Side by Side: Building Community Capacity to Support Dairy Farmers During Periods of Crisis and Transition

Project Overview

CNE26-005
Project Type: Farming Community
Funds awarded in 2026: $170,099.27
Projected End Date: 07/31/2028
Grant Recipient: The Mary Imogene Bassett Hospital dba Bassett Medical Center
Region: Northeast
State: New York
Project Leader:
Dr. Conor Hammersley, PhD
The Mary Imogene Bassett Hospital dba Bassett Medical Center

Commodities

  • Animal Products: dairy

Practices

  • Education and Training: farmer to farmer, participatory research
  • Farm Business Management: community-supported agriculture
  • Sustainable Communities: quality of life, social psychological indicators

    Proposal abstract:

    Project Focus

    This project targets dairy farming communities across New York, where farmers face intense economic and structural pressures, particularly market consolidation, and seek trusted supports rooted in agricultural realities1, 2. In New York, farmers are identified as a high-risk population for mental health challenges3, 4; nationally, farmers have among the highest suicide rates of any occupation5.

    For context, New York's licensed dairy herds declined from 4,950 in 2014 to 2,880 in 2024 (a 32% decline), mirroring national trends6, 7. Farming is deeply tied to identity and purpose, when farming is no longer viable, many feel bereft, alone, and a profound sense of failure8, 9.

    To quote one farmer who lost his farm after 12 generations "…the sense of guilt and shame will never leave me… I couldn't keep things going… the day the cows were taken was the worst day of my life"10; illustrating how structural change is experienced as a profound personal/social rupture.

    In response, this project aims to strengthen the wellbeing and adaptive capacity of dairy communities by developing and piloting a farmer-led, trusted-actor program that supports peer-connection and collective response during periods of farm crisis and transition11, 12. Thus, supporting the health of people in the food and farm system.

    Solution and approach

    Building on evidence-based approaches11, 12, we propose a two-year, Community-Based-Participatory-Research (CBPR) project to develop and pilot a peer-to-peer training-program titled "Side by Side" (see Appendix A: Project Flowchart). This program will offer tailored community-support during periods of transition.

    Phase 1 (Year 1: formative CBPR): will convene a farmer-centered advisory committee and partner with farmer-representative groups to conduct focus groups that: (1) provide clarity on how structural change is experienced by farmers; (2) map existing supports and where they succeed or stall; and (3) co-design a regional attuned training package (content, recruitment criteria, delivery format, safeguards, and measures of success) that addresses needs and gaps in current supports. This formative phase is essential, as interventions can fail when they conflict with local norms or require unavailable resources; building flexibility into the curriculum to permit adaptation is critical13.

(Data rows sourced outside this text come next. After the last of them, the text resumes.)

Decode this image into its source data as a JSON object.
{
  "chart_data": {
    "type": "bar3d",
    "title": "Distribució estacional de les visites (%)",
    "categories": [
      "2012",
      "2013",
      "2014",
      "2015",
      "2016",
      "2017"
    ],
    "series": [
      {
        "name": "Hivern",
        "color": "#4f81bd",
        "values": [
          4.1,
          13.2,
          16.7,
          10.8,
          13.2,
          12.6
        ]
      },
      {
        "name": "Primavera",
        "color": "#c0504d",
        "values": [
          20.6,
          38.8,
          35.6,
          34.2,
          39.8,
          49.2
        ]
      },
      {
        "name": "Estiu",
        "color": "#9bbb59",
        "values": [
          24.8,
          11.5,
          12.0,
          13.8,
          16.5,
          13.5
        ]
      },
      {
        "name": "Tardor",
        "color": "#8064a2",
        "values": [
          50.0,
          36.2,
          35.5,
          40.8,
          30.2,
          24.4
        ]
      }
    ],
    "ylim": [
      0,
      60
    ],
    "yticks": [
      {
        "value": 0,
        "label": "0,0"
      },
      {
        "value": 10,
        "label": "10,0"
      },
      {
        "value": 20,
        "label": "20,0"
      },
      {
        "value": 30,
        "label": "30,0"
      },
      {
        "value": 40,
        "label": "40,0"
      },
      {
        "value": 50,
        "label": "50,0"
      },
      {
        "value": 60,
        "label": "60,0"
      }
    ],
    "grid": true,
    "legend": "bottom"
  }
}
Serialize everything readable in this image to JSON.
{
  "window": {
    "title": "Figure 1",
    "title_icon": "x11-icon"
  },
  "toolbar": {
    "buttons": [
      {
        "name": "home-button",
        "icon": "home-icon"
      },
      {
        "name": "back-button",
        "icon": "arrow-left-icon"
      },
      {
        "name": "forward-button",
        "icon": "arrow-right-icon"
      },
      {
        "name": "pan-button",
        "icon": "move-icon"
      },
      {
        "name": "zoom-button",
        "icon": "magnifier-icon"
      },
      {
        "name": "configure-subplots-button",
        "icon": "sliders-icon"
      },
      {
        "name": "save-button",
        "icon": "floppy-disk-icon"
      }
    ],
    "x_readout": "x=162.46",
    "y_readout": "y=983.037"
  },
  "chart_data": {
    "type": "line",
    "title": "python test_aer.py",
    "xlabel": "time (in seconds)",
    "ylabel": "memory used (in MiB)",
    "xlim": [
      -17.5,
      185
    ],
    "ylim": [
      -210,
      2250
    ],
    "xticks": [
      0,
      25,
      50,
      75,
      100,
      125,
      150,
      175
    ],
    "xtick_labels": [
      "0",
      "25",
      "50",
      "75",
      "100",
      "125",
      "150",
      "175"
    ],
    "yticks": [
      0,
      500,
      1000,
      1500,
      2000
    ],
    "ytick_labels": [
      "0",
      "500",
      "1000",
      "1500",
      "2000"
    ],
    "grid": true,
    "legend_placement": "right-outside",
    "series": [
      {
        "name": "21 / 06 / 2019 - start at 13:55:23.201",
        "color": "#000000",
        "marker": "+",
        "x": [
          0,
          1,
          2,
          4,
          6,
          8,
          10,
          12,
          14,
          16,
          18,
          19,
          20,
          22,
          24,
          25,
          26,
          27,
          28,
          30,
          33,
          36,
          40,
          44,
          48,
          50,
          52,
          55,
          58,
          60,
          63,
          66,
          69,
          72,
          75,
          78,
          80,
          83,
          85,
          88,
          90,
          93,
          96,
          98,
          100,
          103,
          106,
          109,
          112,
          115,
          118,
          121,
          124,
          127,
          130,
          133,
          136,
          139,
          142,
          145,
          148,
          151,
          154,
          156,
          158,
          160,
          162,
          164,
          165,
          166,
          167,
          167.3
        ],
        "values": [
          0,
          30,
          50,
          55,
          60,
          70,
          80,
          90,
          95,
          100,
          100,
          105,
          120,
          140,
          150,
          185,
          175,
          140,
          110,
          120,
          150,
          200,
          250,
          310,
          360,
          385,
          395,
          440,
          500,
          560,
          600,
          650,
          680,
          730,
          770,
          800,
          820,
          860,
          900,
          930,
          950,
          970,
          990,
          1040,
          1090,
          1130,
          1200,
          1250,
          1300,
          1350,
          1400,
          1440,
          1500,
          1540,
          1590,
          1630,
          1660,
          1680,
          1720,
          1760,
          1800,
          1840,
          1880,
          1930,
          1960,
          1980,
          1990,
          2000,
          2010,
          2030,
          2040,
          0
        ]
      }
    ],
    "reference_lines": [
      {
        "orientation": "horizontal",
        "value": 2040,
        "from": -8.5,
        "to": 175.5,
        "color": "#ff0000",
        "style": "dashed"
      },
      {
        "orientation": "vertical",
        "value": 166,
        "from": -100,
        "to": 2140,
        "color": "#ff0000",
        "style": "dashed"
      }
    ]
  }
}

    Phase 2 (Year 2: pilot + refinement): will train a cohort of local actors (farmers, farm extension agents, trusted locals) to facilitate the "Side by Side" program using diffusion logic: evidence shows that recruiting local "influence agents" and supporting them to diffuse behaviors through modeling can increase community engagement14,15. Training will incorporate agriculture-specific, relatable scenarios; an element shown to be associated with sustained improvements in capacity-building for agricultural mental health programs15,16. Consistent with evidence from existing programs, we will also include structured skill-building around opening conversations, confidentiality/trust building, and signposting, supported by refreshers17,18. By supporting farmers through crisis points, the program promotes agricultural workforce continuity.

    Project objectives from proposal:

    The project's focus is to strengthen community-level capacity to support farmers during periods of crisis and transition by adapting and piloting a farmer-led, trusted-actor dialogue program in New York. The project will focus on dairy farmers and farm-families in counties selected because they have experienced severe farm attrition (46%-66% loss between 2012 and 2022 53; see Table 1B, Appendix B) and represent communities where farm loss and transition pressures are actively unfolding.

    Using a CBPR design 54, 55, the project will first work with farmers (n=36) and key informants (n=24) to understand how consolidation, farm loss, and transition are experienced at the community level; identify trusted local actors and support pathways; and adapt an evidence-informed dialogue framework 11, 12 to local and regional occupational realities. In Year 2, the adapted program will be piloted with a cohort (n=6) of farmers, extension agents, and local actors and refined based on farmer feedback.

    The expected benefit is a tested, adoptable model that increases dialogue, strengthens social connection, and improves community response to crisis -- yielding practical approaches that can be shared with farming communities across the Northeast facing similar consolidation pressures.

    Any opinions, findings, conclusions, or recommendations expressed in this publication are those of the author(s) and should not be construed to represent any official USDA or U.S. Government determination or policy.